Experience Your Imagination: ElevenLabs to Introduce AI for Sound Effects

ElevenLabs, an AI startup founded by former Google and Palantir employees two years ago, has excelled at using machine learning (ML)-powered voice cloning and synthesis technologies to produce voice clones and syntheses. Now they are expanding their offering with a text-to-sound model.

Introduced just hours ago, AI allows creators to produce sound effects by simply verbalizing their imaginations in words. It promises to enrich content creation experiences in this age of AI-powered digital experiences.

ElevenLabs has yet to make its model publicly available, but has demonstrated its capabilities by producing a minute-long teaser using videos produced by OpenAI’s Sora, enhanced with their own AI sounds and presented via video streaming services like Youtube or Facebook Live. Furthermore, ElevenLabs has set up a signup page inviting prospective users to join an early access waitlist for its model.

ElevenLabs began research into artificial intelligence (AI) to make audio and video content, such as movies or podcasts, accessible across languages and geographies since 2022. ElevenLabs has introduced several offerings to further this goal, such as text-to-speech models that produce AI speech from any piece of text/audio/video in 29 different languages while replicating their original speaker’s voice when speaking speech-to-speech models.

While both tools continue to gain adoption from enterprises and individuals who create content, we’ve also witnessed an upsurge in AI-generated videos from tools like Runway, Pika and OpenAI (with Sora). These products generate realistic AI videos from simple text prompts, yet lack standard audio for their videos – this is where ElevenLabs’ new model comes in – users can create sound effects for their content by providing descriptions.

Used properly, this offering allows AI creators to seamlessly enhance their work with background noise that should naturally accompany it – from birds chirping or vehicles moving along roads with horns blaring, all the way down to people talking, eating or walking on bustling streets.

ElevenLabs had previously only displayed their text-to-speech models publicly. But we have so much more in development! So when OpenAI released their Sora model — which can generate incredible videos but without sound — we decided to give a sneak peak of our new product line,” wrote Luke Harries, head of growth at ElevenLabs, while sharing an X post that featured several Sora videos enhanced with AI sound effects from ElevenLabs’ model.

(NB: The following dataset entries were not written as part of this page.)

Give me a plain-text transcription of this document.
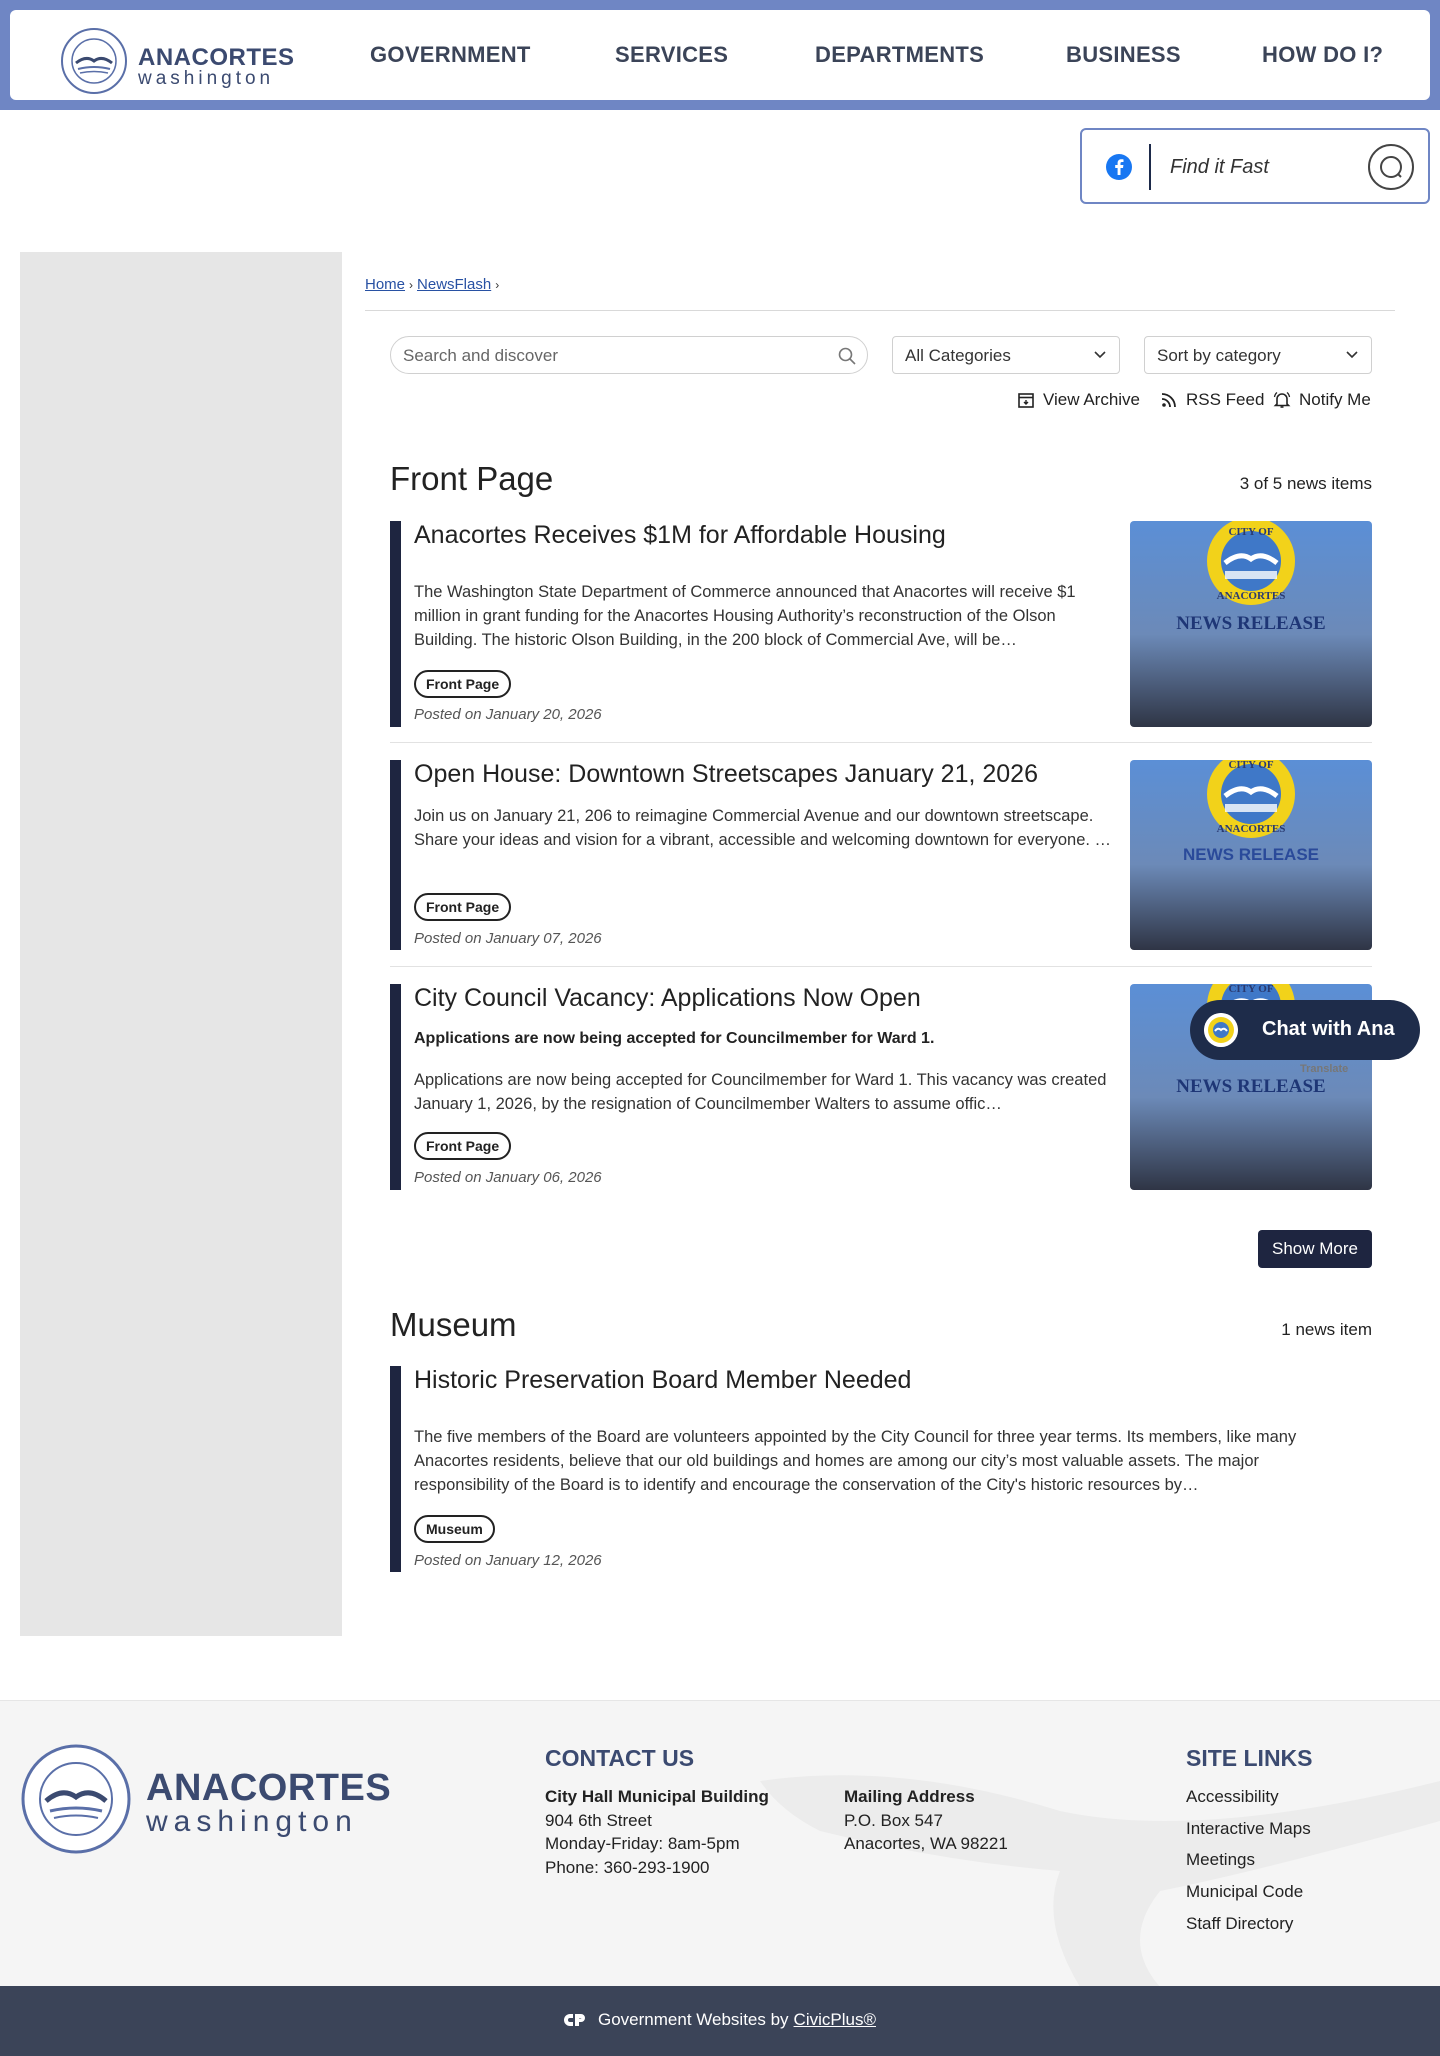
ANACORTES
washington
GOVERNMENT	SERVICES	DEPARTMENTS	BUSINESS	HOW DO I?
Find it Fast
Home › NewsFlash ›
Search and discover
All Categories	Sort by category
View Archive	RSS Feed Notify Me
Front Page	3 of 5 news items
Anacortes Receives $1M for Affordable Housing
The Washington State Department of Commerce announced that Anacortes will receive $1 million in grant funding for the Anacortes Housing Authority’s reconstruction of the Olson Building. The historic Olson Building, in the 200 block of Commercial Ave, will be…
Front Page
Posted on January 20, 2026
CITY OF
ANACORTES
NEWS RELEASE
Open House: Downtown Streetscapes January 21, 2026
Join us on January 21, 206 to reimagine Commercial Avenue and our downtown streetscape. Share your ideas and vision for a vibrant, accessible and welcoming downtown for everyone. …
Front Page
Posted on January 07, 2026
CITY OF
ANACORTES
NEWS RELEASE
City Council Vacancy: Applications Now Open
Applications are now being accepted for Councilmember for Ward 1.
Applications are now being accepted for Councilmember for Ward 1. This vacancy was created January 1, 2026, by the resignation of Councilmember Walters to assume offic…
Front Page
Posted on January 06, 2026
CITY OF
NEWS RELEASE
Show More
Chat with Ana
Translate
Museum	1 news item
Historic Preservation Board Member Needed
The five members of the Board are volunteers appointed by the City Council for three year terms. Its members, like many Anacortes residents, believe that our old buildings and homes are among our city’s most valuable assets. The major responsibility of the Board is to identify and encourage the conservation of the City's historic resources by…
Museum
Posted on January 12, 2026
ANACORTES
washington
CONTACT US
City Hall Municipal Building
904 6th Street
Monday-Friday: 8am-5pm
Phone: 360-293-1900
Mailing Address
P.O. Box 547
Anacortes, WA 98221
SITE LINKS
Accessibility
Interactive Maps
Meetings
Municipal Code
Staff Directory
Government Websites by CivicPlus®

AI-generated content isn’t the only application of this new model’s sounds; its output could also be utilized in plain speech produced from text or any video clip – be it Instagram, commercial, or video game trailer – that requires background audio. We shall see how its applications and quality impact the market.

ElevenLabs has not shared when or if their AI model will launch publicly, yet early signups are open now for early access. Users interested can visit this page and register their name and email, along with what their use case for sound effects might be. ElevenLabs also asks early volunteers to write sample prompts to optimize responses from its model.

Once registration is complete, users will be added to a waitlist and will gain access as soon as models become available; at this stage however, their timeline remains unknowable.

ElevenLabs may enjoy an early advantage with their text-to-sound technology, but other companies active in AI speech have the ability to enter this space – this includes known players like MURF.AI, Play.ht, and WellSaid Labs.

According to Market US, the global market for such tools stood at $1.2 billion in 2022 and is projected to surpass $5 billion by 2032 – at an estimated compound annual growth rate of 15.40%.